Blood Journal
Leading the way in experimental and clinical research in hematology

Cancer in Fanconi anemia

  1. Blanche P. Alter,
  2. Mark H. Greene,
  3. Isela Velazquez, and
  4. Philip S. Rosenberg
  1. 1 Correspondence: Blanche P. Alter, Clinical Genetics Branch, Division of Cancer Epidemiology and Genetics, National Cancer Institute, National Institutes of Health, Department of Health and Human Services, 6120 Executive Blvd, Executive Plaza South 7020, Rockville, MD 20892-7231; e-mail: alterb{at}

Three separate and complementary reports recently described the leukemia and solid tumor experience in cohorts of patients with Fanconi anemia (FA).1-3 Here we examine the similarities and differences of these reports (Table1) in order to synthesize the most current evidence for physicians and patients.

View this table:
Table 1.

Summary of FA cohort reports

The literature review (LIT) encompasses 1300 cases reported worldwide from 1927 to 2001.3 The International Fanconi Anemia Registry (IFAR) includes 754 North American patients ascertained between 1982 and 2001.2 Our North American Survey (NAS) collected cross-sectional data from 145 patients during 2000.1 These cohorts are not mutually exclusive, and each study has potential biases. LIT cases are susceptible to publication bias, due to preferential reporting of patients with interesting outcomes. IFAR and NAS cases are subject to selection bias, since they studied volunteers. Some of the data were obtained by unverified self-report, although in the latter 2 studies, neoplasm diagnoses were confirmed objectively.

A strength of the IFAR report is the large number of subjects; a limitation of NAS is its small numbers. All of the cohorts have missing data, hindering some comparisons. Also, IFAR does not distinguish myelodysplastic syndromes (MDS) from leukemia patients, nor solid tumor patients vis-à-vis prior transplantation status. Therefore, the impact of MDS and transplantation on hazard rates cannot be assessed. It would be informative for IFAR to separately analyze MDS, acute myeloid leukemia (AML), and solid tumors prior to/after transplantation. Importantly, the competing risk end points differed between IFAR (any adverse outcome) and NAS (first adverse event).
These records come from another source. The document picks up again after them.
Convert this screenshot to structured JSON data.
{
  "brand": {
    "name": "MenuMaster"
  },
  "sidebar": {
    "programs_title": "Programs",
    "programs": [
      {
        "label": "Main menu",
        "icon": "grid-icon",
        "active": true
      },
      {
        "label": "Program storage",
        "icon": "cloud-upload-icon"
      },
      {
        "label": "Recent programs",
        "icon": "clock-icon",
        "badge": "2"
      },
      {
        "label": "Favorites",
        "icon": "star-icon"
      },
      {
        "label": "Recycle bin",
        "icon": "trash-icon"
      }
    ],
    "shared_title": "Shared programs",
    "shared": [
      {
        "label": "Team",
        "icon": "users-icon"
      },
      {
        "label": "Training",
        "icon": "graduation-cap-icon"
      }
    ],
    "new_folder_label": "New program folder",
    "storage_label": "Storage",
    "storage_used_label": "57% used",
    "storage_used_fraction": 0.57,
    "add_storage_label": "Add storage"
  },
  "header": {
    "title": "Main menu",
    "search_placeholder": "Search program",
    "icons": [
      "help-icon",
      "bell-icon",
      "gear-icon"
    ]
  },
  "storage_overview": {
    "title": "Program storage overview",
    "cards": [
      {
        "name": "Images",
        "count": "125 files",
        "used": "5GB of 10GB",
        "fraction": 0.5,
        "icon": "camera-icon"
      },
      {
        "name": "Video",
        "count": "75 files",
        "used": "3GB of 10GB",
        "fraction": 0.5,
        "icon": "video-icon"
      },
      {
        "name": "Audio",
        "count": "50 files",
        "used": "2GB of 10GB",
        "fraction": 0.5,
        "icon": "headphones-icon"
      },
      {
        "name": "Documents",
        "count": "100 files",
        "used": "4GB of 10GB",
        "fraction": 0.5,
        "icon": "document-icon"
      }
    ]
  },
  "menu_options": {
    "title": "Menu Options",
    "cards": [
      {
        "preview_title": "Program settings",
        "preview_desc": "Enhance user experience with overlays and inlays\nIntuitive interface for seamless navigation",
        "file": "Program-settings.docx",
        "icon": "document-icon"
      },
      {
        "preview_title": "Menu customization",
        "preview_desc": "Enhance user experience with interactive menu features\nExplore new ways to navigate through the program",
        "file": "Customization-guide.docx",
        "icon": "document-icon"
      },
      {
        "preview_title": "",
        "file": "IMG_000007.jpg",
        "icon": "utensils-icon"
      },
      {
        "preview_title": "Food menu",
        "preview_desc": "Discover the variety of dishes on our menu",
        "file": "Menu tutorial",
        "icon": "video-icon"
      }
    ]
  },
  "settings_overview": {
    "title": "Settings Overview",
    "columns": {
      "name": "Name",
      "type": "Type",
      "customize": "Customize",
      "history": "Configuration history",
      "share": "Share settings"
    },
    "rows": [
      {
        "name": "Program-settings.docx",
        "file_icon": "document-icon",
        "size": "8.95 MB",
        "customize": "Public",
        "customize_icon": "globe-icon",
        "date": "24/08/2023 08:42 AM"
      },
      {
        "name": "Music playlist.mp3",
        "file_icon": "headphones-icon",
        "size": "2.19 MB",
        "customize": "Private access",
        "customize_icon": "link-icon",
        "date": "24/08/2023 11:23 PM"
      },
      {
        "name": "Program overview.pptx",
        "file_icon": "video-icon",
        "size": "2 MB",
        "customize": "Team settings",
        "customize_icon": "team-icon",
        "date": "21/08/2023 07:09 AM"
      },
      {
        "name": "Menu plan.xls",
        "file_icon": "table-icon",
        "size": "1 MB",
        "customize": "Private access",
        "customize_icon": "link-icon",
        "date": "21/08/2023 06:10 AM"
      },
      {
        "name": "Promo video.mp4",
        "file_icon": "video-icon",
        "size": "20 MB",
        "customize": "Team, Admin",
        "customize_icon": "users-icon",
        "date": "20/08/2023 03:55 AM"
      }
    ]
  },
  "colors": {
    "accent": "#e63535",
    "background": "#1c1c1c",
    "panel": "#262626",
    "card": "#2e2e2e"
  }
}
IFAR also defined “hematologic abnormality” as hemoglobin level below 10 g/dL, absolute neutrophil count below 1 × 109/L, or platelet count below 100 × 109/L; LIT and NAS employed the consensus criteria for therapeutic intervention: hemoglobin level below 8 g/dL, absolute neutrophil count below 0.5 × 109/L, or platelet count below 30 × 109/L.4

What general conclusions can be drawn by comparing these cohorts? The cumulative incidence of any hematologic finding in FA may be as high as 90%, although bone marrow failure that requires therapy appears to have a cumulative incidence of about 60%. The crude risk of leukemia (exclusive of MDS) is between 5% and 10%, while the cumulative incidence of leukemia (using competing risk analyses) is about 10% by age 25. The crude risk of MDS is about 5%, and the evolution from MDS to leukemia is not inevitable: it was estimated at 9% per year in NAS. It would be valuable to know what this risk was in IFAR.

The crude risk of solid tumors in FA patients who have not received a transplant is 5% to 10%, while the cumulative incidence in the presence of competing risks is about 30% by age 45. Removing competing risks, solid tumor incidence reaches 75% by age 45.1 3

The impact of transplantation on the solid tumor hazard rate in FA is not well defined, although some suggest the crude risk reaches 42% by 12 years (3.5% per year) after transplantation.5 Among IFAR patients, solid tumors developed in 2.7% without and 13% with transplantation. A time-dependent analysis would be more informative, since the crude rates are biased by the short survival of patients receiving transplants. The crude rate for solid tumors in NAS was 0.7% per year versus 2% per year without or with transplantation (rate ratio 2.8; P = .07). These data suggest that the risk of solid tumors may be increased by transplantation.

Despite the differences in study design and analysis, the overall impressions are consistent: FA is a condition with very high risks of bone marrow failure, leukemia, and solid tumors. The first adverse event may be determined by each individual's unique combination of FA genotype, cancer susceptibility modifier genes, and environmental risk factors. Future studies are needed to quantify more precisely the individualized risk of each adverse event, elucidate their pathophysiology, and clarify the role of FA genes in the etiology of hematopoietic failure and cancer.